Was it all a dream?
A scientific breakthrough allows researchers to communicate with lucid dreamers.
22 April 2021
By Mariusz Bogacki, Researcher and Science Communicator, Edinburgh
From Alice’s Adventures in Wonderland, through Freud’s psycho-analysis, to sci-fi blockbusters such as Inception – dreams have fascinated and inspired people for a long time. Yet, the meaning and purpose of this phenomenon remains mysterious, as scientific research is limited to brain wave scans supported by people’s patchy reconstructions of dreams. However, a recent milestone in dream studies promises a new way of analysing the illusive dream-states of the human mind by establishing direct communication with the dreamers.
Sweet dreams are made of this
Dreams are generally defined as a series of images, ideas, emotions, and sensations occurring involuntarily in the mind during certain stages of sleep. There are five common types of dreams: normal, day, lucid, false awakening, and nightmares. Each type differs in intensity, content, and people’s ability to remember it. Scientists are most interested in lucid dreaming as it is the most vivid and realistic. Moreover, some people are capable of training themselves in it. Lucid dreaming occurs when a person is aware, and even in control, of their dream while they are asleep. The phenomenon happens in a Rapid Eye Movement (REM) stage of sleep. It is the deepest stage of human sleep during which people dream the most and when the dreams are the most realistic. During REM sleep, a person’s eyes and eyelids flutter and breathing becomes irregular as the brain paralyzes the muscles in order to prevent the body from acting out dreams. It is this physical reaction that offers a potential for basic communication.
Dream studies have been impeded by the reliance on brain scans and people’s interpretation of dreams. Recently, however, four independent experiments conducted by researchers in Germany, France, the Netherlands and the USA found a way of ‘communicating’ with people experiencing lucid dreaming. Each experiment involved people experienced in lucid dreaming and who had been trained by scientists to answer simple pre-arranged questions by eye movement or mouth twitches (e.g. left signals ‘yes’, right signals ‘no’). During their REM sleep, which was determined by analysing people’s brain waves, participants were able to answer the questions using their eyes and facial twitches. Some dreamers even remembered the questions as they reported a narrator-style voices coming from beyond their dreams. It is hoped that this method of interactive dreaming will usher a new sub-field of dream studies focused of investigating further the function and importance of dreaming.

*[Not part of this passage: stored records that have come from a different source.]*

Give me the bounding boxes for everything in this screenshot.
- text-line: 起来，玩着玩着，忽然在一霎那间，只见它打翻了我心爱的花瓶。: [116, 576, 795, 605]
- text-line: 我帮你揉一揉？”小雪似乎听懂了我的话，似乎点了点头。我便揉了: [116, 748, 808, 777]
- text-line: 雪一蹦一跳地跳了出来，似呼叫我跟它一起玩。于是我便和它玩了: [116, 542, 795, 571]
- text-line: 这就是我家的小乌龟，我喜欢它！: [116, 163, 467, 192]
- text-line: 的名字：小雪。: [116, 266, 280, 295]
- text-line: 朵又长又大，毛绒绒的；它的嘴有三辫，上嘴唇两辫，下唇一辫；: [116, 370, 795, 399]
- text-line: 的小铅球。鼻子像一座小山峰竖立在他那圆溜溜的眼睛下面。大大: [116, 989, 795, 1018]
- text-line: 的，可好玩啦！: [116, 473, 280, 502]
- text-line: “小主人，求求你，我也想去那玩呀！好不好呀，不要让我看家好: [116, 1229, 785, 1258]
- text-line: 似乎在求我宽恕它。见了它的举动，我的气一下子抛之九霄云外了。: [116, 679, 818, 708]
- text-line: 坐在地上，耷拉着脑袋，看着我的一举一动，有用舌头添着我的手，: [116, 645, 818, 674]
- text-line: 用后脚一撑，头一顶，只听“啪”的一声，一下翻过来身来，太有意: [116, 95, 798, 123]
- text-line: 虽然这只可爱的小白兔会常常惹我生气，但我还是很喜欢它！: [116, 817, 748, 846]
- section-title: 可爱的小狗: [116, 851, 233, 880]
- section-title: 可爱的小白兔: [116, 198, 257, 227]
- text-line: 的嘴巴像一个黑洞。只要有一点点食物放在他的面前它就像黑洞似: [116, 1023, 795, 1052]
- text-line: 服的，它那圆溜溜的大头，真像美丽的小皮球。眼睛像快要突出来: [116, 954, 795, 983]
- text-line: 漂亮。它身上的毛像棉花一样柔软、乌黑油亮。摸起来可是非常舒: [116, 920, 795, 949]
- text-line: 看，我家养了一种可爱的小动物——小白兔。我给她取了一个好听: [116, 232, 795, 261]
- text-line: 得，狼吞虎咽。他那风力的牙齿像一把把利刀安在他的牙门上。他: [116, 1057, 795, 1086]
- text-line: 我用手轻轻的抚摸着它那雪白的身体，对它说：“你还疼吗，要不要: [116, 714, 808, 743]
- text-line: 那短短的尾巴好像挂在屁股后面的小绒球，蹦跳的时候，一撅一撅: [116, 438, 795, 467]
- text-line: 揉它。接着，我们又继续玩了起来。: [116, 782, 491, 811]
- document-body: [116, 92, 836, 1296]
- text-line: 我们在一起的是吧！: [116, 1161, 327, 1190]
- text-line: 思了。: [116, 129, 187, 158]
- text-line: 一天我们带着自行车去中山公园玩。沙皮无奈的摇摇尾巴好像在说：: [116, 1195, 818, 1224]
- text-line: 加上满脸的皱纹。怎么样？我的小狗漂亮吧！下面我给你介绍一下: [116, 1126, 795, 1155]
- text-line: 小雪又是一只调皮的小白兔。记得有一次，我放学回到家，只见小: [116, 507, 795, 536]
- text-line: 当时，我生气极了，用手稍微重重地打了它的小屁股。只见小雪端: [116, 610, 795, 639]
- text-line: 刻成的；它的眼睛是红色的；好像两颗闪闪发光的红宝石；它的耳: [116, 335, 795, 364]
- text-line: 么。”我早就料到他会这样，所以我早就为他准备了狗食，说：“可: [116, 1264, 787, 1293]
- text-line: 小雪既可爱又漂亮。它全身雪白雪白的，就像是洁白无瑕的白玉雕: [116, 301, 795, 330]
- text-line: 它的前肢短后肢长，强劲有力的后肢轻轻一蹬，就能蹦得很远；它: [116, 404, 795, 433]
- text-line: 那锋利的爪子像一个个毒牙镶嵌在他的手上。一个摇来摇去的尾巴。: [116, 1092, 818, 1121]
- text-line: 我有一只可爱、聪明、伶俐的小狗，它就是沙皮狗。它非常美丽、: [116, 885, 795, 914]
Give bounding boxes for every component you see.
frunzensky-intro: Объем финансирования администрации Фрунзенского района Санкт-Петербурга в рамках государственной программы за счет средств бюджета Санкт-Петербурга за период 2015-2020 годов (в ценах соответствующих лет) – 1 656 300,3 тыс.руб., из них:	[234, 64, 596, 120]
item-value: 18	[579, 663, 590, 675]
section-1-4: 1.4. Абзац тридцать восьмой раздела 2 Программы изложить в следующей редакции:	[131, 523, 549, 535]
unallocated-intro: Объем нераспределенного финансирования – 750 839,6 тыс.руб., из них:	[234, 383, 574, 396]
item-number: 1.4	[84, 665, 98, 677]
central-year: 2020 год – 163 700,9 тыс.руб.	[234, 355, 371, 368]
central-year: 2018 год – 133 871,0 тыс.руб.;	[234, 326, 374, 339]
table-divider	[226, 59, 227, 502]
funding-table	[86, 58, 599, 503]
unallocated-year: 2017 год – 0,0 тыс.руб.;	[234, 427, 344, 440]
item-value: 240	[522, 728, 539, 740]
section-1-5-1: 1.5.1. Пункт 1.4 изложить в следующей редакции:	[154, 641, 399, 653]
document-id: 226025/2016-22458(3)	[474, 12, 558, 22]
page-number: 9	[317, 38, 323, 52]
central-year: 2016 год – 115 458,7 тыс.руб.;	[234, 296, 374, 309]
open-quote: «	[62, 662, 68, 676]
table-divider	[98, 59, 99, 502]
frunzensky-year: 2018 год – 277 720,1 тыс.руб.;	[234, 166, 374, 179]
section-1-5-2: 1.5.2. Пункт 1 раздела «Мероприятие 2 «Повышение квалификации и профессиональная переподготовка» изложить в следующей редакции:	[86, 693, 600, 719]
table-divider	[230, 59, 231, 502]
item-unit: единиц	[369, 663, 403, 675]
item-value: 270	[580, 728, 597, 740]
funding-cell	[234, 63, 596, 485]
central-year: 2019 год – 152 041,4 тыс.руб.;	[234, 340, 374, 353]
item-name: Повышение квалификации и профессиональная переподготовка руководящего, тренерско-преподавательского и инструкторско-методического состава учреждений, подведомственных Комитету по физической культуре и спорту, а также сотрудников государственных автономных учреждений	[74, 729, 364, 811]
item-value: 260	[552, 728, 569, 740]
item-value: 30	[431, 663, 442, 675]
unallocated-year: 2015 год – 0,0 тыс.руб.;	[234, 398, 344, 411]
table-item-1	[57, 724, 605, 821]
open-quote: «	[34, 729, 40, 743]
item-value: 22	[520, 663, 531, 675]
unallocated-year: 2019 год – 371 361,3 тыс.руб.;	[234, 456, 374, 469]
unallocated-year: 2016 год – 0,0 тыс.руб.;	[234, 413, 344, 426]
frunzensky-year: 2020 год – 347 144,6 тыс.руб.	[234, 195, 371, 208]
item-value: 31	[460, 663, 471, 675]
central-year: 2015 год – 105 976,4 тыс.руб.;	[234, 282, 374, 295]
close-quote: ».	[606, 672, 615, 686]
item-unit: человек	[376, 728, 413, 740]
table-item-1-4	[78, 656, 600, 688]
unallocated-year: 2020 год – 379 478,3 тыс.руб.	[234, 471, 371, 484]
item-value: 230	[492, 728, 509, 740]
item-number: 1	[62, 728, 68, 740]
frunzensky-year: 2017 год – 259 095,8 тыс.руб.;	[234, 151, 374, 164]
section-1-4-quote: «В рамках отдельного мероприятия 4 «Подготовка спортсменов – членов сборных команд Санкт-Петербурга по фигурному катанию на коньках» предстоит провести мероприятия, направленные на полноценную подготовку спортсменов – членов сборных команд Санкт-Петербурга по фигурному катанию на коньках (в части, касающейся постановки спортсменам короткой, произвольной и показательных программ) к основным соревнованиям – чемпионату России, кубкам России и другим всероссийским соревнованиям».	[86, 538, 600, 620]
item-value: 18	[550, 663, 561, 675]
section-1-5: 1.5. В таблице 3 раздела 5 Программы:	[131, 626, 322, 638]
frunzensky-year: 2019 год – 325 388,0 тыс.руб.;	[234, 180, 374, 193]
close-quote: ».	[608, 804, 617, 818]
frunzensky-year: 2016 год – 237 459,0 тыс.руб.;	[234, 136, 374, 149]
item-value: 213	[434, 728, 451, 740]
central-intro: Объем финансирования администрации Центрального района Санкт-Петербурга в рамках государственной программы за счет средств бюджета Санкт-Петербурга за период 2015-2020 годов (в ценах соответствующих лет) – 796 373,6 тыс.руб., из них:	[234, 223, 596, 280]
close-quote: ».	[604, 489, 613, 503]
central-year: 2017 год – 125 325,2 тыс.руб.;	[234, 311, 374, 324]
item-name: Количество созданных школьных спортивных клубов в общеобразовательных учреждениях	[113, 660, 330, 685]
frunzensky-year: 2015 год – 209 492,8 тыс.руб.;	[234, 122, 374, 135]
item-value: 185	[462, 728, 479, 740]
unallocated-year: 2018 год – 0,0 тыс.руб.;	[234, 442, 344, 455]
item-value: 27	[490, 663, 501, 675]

Dream a little dream of me…
Today’s science knows surprisingly little about the purpose of dreaming. Theories vary from claiming that dreams are a form of memory consolidation, while others suppose that dreaming is a way of simulating future possibilities. Learning more about dreams will help unravel one of the most perplexing and misunderstood mysteries of the human mind. Interactive dreaming can be also used as a therapy for people suffering from nightmares and anxiety. Scientists are even considering the possibility of dream manipulation in order to test whether a person could consciously learn while asleep. Let’s just say that future research may offer possibilities we haven’t even dreamt of!